Having conquered rooftops and windows, solar technology may soon take over beneath our streets. Barcelona's city hall has just installed photovoltaic panels in 50 square meters of pavement. The experimental project will contribute to the bid to reduce greenhouse gas emissions in the city, which aims to be carbon neutral by 2050.
The solar panels composed of photovoltaic modules covered in highly resistant, non-slip glass are wired into the city's general power grid.
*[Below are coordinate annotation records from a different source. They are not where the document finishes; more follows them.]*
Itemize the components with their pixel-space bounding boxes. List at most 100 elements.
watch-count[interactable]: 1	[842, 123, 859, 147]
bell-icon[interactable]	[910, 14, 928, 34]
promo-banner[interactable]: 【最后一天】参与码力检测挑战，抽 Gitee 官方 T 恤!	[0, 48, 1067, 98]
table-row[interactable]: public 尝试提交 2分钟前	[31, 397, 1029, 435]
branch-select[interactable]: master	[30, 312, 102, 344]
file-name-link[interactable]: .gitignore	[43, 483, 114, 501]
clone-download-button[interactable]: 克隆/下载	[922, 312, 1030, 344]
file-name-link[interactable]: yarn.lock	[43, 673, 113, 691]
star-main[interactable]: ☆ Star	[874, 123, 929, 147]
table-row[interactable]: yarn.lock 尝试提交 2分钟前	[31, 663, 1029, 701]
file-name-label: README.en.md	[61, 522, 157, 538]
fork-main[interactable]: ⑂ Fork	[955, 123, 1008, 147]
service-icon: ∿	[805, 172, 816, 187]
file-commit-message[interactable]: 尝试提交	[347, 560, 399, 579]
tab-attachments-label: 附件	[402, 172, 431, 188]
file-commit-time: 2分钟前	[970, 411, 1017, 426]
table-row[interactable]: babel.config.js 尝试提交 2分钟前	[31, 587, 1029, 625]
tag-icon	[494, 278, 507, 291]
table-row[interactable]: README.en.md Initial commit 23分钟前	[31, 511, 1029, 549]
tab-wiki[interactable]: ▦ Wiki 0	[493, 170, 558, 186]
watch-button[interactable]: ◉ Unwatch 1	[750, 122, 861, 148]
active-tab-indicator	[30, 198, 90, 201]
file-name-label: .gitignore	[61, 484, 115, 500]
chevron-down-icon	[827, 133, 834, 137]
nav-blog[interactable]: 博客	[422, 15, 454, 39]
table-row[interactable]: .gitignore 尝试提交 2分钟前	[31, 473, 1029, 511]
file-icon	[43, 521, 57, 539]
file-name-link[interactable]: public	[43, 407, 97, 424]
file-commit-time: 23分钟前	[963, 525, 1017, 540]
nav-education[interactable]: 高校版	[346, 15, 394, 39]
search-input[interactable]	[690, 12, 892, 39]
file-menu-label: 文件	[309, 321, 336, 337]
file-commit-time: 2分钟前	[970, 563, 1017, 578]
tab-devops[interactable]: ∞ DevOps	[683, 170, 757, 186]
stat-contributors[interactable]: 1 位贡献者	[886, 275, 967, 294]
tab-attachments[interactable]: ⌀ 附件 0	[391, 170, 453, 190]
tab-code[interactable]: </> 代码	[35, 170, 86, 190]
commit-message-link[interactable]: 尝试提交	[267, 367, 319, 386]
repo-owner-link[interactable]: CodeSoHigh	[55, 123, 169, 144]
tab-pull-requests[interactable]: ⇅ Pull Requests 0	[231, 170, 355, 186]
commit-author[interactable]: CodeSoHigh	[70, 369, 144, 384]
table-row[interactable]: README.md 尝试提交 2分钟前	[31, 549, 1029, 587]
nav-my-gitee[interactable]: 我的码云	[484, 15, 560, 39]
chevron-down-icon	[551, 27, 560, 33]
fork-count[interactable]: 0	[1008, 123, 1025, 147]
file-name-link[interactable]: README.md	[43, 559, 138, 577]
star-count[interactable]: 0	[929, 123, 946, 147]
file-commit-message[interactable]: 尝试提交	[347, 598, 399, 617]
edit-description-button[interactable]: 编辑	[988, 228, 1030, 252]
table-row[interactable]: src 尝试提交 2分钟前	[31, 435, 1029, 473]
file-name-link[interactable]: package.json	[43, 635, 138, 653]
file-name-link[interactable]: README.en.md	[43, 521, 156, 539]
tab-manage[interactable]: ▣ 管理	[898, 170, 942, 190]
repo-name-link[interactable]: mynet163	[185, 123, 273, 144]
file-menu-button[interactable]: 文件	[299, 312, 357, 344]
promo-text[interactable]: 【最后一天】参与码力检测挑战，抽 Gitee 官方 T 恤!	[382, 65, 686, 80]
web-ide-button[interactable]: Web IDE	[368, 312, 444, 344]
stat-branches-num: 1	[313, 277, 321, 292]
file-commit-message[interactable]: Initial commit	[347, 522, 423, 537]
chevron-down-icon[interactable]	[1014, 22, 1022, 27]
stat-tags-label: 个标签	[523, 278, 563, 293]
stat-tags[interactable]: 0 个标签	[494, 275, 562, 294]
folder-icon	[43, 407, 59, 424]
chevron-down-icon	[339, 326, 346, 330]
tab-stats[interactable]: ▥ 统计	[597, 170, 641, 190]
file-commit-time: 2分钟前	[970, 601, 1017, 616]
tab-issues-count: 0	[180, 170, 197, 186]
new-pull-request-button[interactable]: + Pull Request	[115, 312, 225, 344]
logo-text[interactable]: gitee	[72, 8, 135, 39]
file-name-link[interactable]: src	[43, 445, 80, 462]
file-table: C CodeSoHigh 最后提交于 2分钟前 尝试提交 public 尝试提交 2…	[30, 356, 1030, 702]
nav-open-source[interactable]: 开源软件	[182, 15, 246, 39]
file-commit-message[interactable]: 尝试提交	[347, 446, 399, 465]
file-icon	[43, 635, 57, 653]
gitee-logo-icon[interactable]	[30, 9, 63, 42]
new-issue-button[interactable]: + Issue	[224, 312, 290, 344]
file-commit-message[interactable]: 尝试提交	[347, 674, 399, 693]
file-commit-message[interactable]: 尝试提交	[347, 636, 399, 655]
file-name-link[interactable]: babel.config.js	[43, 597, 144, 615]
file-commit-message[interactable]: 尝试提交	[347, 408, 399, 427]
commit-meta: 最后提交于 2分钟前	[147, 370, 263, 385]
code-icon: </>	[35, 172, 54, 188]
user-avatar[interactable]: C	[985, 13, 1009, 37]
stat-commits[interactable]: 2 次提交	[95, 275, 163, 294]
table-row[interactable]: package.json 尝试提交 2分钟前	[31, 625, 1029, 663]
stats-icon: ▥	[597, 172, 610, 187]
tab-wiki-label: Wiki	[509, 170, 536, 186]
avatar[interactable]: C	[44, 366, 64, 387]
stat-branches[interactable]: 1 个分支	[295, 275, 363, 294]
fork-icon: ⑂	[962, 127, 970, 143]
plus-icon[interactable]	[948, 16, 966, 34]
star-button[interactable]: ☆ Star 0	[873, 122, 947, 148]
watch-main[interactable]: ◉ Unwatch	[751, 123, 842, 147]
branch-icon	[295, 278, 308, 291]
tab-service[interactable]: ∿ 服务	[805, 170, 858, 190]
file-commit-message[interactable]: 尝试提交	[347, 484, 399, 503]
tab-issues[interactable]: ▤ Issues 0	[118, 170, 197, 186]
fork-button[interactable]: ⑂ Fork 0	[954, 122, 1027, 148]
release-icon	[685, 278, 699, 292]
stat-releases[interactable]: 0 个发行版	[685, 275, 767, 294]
The goal of the project is to generate 7,560 kilowatts of electricity per year, which is about enough to cover the needs of three homes.
The photovoltaic paving has been installed in the heart of the Catalan capital in the Plaça de les Glòries Catalanes. "A commission will evaluate the results and analyze the suitability of reproducing the solution in other parts of the city," point out city authorities.
Spain's first photovoltaic pavement received funding of €30,000 from the city council's "Generating pavements" program, which aims to promote innovative solutions to cut emissions by 50% before the end of the decade, and to make Barcelona carbon-neutral by 2050.
Research in the field of surfaces, notably within the framework of the the SaferUp project led by an engineer from the University of Bologna is experimenting with a wide range of smart and sustainable materials for the streets of the future, and the idea of using paving to generate power is already being tested elsewhere in Europe.
In 2014, the Netherlands inaugurated the world's first ever solar bike path, SolaRoad, a 70 meter-long installation with the capacity to produce 140 kilowatts an hour.
In January 2019, another photovoltaic paving project was installed in Bobigny on the outskirts of Paris. The goal of the 56-square-meter installation is to provide power to light a local cycling track.